According to McGeehan, who is also the director of academic preparation, recruitment and outreach in UC Riverside’s graduate division, the program aims to provide environmental research opportunities to Latine students, create pipelines for these students to continue into graduate school and eventually diversify the professoriate. The program supports individuals from the undergraduate to faculty levels and is available to students of all majors, as environmental research spans many fields, McGeehan added.
“Environmental research can be anything. It could be Latinx students who are interested in political science, ethnic studies, sociology, anthropology, as well as the STEM fields,” McGeehan said. “We’re really casting a very large net and pulling in Latinx students who are in many different fields in order to really laser focus their energies on solving some of the big environmental problems.”
The program hosts a universitywide summit for students to showcase their work and provides grants to UC Berkeley and UC Riverside faculty members collaborating on research, according to Wilson, who is also a biomedical sciences professor and associate dean for the graduate division at UC Riverside.
According to McGeehan, students from both campuses can get involved with the program through a seminar available this fall, where they can connect with each other using Zoom. From there, they can access opportunities such as mentorship, professional development workshops and summer programs, she added.
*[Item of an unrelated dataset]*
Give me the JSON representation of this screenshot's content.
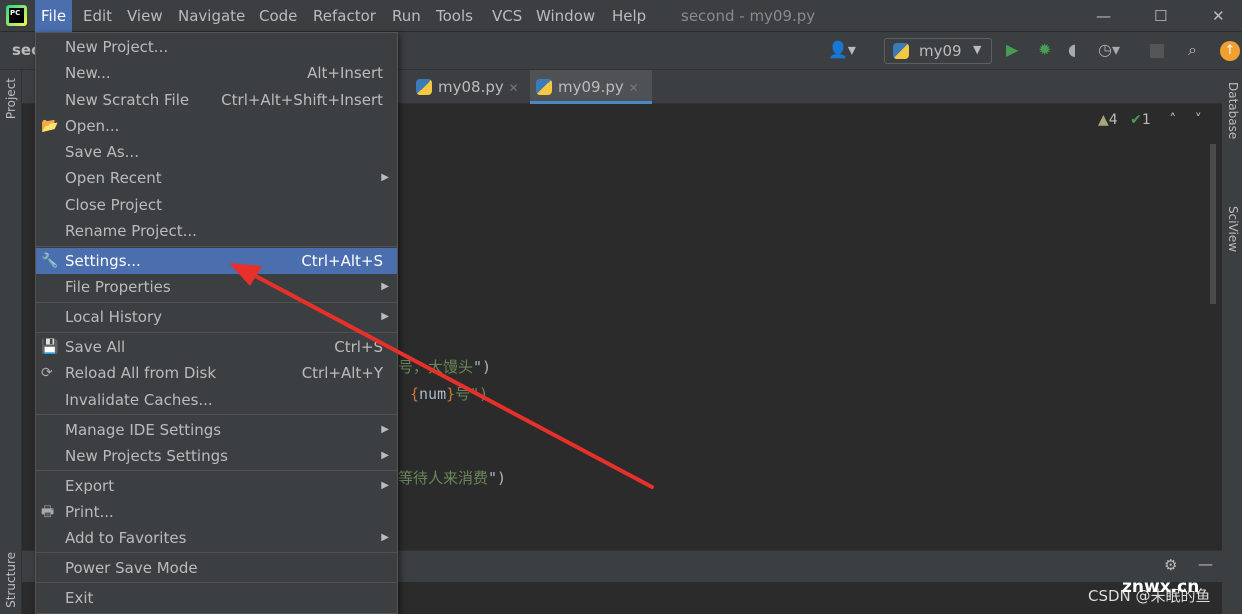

“Communication between students across campuses enriches the dialectic, enriches the research, enriches dialogue and experiences,” Castillo, who is also a campus lecturer, said.
The program was expanded to UC Riverside because of the campus’s high proportion of Latine students and subsequent status as a Latine-serving institution, Wilson said.
While the Latine community is disproportionately exposed to negative environmental effects, not as many Latine students are involved in research that could counter these effects, according to McGeehan. The program seeks to involve Latine students with work that can directly impact their communities, she said.
“Our grant is really there to recruit more people from the Latinx community who are invested in these communities and will help really solve some of these problems,” McGeehan said. “We really want to empower the Latinx community to help address some of the crucial environmental problems that we’re having right now.”